An einer Orgel abendliche Weise,

An weiter Plätze dunkelndes Verhallen,

Und an ein Brunnenplätschern, sanft und leise

Und süß, wie unverstandnes Kinderlallen.

 

Ich seh’ mich träumend still die Hände falten

Und längst vergessne Gebete flüstern,

Und frühe Schwermut meinen Blick umdüstern.

 

Da schimmert aus verworrenen Destalten

Ein Frauenbild, umflort von finstrer Trauer,

Und gießt in mich den Kelch verruchter Schauer.

 

 

 

 

 

 

 

 

 

Georg Trakl                               Das Grauen

1887 – 1914

Ich sah mich durch verlaßne Zimmer gehn.

- Die Sterne tanzten irr auf blauem Grunde,

Und auf den Feldern heulten laut die Hunde,

Und in den Wipfeln wühlte wild der Föhn.

 

Doch plötzlich: Stille!

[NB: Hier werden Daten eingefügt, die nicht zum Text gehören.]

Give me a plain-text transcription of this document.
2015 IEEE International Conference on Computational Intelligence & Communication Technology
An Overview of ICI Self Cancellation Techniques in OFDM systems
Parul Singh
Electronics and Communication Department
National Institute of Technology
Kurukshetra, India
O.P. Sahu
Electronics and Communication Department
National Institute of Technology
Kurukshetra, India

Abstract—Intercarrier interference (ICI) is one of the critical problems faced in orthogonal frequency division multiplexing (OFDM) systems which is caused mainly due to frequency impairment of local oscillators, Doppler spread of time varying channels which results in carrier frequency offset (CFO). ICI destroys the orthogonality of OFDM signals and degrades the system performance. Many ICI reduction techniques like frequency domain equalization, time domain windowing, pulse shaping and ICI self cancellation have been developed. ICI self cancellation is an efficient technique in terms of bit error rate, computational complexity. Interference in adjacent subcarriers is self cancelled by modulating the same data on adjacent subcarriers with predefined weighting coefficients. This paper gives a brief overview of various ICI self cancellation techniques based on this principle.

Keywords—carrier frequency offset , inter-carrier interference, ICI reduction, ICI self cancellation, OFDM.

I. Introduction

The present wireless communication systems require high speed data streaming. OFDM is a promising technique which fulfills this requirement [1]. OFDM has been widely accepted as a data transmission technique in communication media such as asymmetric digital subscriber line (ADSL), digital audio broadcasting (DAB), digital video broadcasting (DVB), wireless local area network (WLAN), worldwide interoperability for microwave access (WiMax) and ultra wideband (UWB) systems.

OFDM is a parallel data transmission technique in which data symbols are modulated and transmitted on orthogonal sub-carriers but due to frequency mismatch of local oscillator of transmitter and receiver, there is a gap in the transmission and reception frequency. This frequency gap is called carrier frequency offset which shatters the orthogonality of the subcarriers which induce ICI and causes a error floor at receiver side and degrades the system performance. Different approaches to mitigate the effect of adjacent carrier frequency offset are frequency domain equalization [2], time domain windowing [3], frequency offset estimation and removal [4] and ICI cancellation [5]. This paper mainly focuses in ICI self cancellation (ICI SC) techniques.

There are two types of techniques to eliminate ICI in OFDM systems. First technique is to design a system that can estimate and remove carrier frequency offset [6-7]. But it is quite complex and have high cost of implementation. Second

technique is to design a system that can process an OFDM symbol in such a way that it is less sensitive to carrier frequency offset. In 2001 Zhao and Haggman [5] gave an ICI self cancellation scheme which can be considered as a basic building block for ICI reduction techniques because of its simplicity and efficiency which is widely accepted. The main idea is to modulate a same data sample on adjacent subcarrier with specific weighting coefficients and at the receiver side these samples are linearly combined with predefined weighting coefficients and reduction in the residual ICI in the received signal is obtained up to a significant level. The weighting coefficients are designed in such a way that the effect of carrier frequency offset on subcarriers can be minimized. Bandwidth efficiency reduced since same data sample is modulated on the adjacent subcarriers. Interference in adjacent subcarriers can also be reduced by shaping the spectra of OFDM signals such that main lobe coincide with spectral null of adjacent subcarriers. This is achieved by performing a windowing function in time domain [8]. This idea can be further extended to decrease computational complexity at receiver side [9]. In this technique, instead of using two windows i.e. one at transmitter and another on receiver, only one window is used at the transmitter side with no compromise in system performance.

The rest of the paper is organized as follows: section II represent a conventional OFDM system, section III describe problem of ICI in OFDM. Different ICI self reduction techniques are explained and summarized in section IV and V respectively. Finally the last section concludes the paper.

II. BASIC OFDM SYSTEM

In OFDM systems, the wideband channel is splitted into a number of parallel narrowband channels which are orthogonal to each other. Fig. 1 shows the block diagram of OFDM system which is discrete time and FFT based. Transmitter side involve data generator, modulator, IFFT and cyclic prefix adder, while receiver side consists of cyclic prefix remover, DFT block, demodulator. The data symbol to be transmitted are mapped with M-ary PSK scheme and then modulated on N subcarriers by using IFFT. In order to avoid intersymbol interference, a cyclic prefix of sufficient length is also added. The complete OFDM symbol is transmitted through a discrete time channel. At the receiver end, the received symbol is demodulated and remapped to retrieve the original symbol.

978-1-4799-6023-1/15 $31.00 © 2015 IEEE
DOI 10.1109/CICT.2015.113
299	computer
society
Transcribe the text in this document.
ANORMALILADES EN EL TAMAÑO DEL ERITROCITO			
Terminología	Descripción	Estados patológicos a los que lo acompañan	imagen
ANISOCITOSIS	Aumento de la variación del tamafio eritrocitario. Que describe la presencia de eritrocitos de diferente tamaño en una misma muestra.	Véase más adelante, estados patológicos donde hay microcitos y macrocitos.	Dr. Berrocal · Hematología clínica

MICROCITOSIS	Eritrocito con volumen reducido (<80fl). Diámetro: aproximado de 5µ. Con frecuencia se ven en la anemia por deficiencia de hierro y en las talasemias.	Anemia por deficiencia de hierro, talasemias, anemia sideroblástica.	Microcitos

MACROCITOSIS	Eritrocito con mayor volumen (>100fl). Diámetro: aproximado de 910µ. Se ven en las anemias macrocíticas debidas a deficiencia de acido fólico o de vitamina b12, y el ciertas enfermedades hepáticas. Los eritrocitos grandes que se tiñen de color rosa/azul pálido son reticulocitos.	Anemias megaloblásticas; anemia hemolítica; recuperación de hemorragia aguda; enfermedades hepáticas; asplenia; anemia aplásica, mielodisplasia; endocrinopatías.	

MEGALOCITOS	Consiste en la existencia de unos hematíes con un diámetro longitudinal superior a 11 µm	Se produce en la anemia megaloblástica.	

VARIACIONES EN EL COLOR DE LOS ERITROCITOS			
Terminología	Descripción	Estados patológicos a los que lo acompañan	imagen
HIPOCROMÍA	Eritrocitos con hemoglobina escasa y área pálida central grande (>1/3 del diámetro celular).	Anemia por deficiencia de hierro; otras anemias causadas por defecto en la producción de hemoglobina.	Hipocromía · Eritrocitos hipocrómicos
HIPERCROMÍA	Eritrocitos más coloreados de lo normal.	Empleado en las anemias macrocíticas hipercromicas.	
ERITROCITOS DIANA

Dumpfe Fieberglut

Läßt giftige Blumen blühn aus meinem Munde,

Aus dem Geäst fällt wie aus einer Wunde

Blaß schimmernd Tau, und fällt, und fällt wie Blut.

 

Aus eines Spiegels trügerischer Leere

Hebt langsam sich und wie ins Ungefähre

Aus Graun und Finsternis ein Antlitz: Kain!

 

Sehr leise rauscht die samtene Portiere,

Durchs Fenster schaut der Mond gleichwie ins Leere,

Da bin mit meinem Mörder ich allein.

 

 

 

 

 

 

 

 

 

Georg Trakl                               Dämmerung

1887 – 1914

Im Hof, verhext von milchigem Dämmerschein,
Durch Herbstgebräuntes weiche Kranke gleiten.
Ihr wächsern-runder Blick sinnt goldner Zeiten,
Erfüllt von Träumerei und Ruh und Wein.

 

Ihr Siechtum schließt geisterhaft sich ein.
Die Sterne weiße Traurigkeit verbreiten.
Im Grau, erfüllt von Täuschung und Geläuten,
Sieh, wie die Schrecklichen sich wirr zerstreun.

 

Formlose Spottgestalten huschen, kauern
Und flattern sie auf schwarz-gekreuzten Pfaden.
O! trauervolle Schatten an den Mauern.

 

Die andern fliehn durch dunkelnde Arkaden;
Und nächtens stürzen sie aus roten Schauern
Des Sternenwinds, gleich rasenden Mänaden.

 

 

 

 

 

 

 

 

 

 

 

 

Georg Trakl                               Dämmerung

1887 – 1914

Zerwühlt, verzerrt bist du von jedem Schmerz

Und bebst vom Mißton aller Melodien,

Zersprungne Harfe du – ein armes Herz,

Aus dem der Schwermut kranke Blumen blühn.

 

Wer hat den Feind, den Mörder dir bestellt,

Der deiner Seele letzten Funken stahl,

Wie er entgöttert diese karge Welt

Zur Hure, häßlich, krank, verwesungsfahl!

 

Von Schatten schwingt sich noch ein wilder Tanz,

Zu kraus zerrißnem, seelenlosen Klang,

Ein Reigen um der Schönheit Dornenkranz,

 

Der welk den Sieger, den verlornen, krönt

- Ein schlechter Preis, um den Verzweiflung rang,

Und der die lichte Gottheit nicht versöhnt.

 

 

 

 

 

 

 

 

 

Georg Trakl                               Dezembersonett

1887 – 1914

Am Abend ziehen Gaukler durch den Wald,
Im dunklen Plan sind Dörfer eingemalt.
Der rote Wind bläht Linnen schwarz und kalt.
Und sacht ein Leichenzug zum Friedhof wallt.

 

Auf wunderlichen Wägen, kleinen Rossen.                         
In Wolken scheint ein goldner Hort verschlossen,
Ein Hund verfault, ein Strauch raucht blutbegossen.
Von gelben Schrecken ist das Rohr durchflossen.

 

Des Greisen Hütte schwindet nah am Grau.
Ein Knabe gleitet scheu zu einer Frau.                               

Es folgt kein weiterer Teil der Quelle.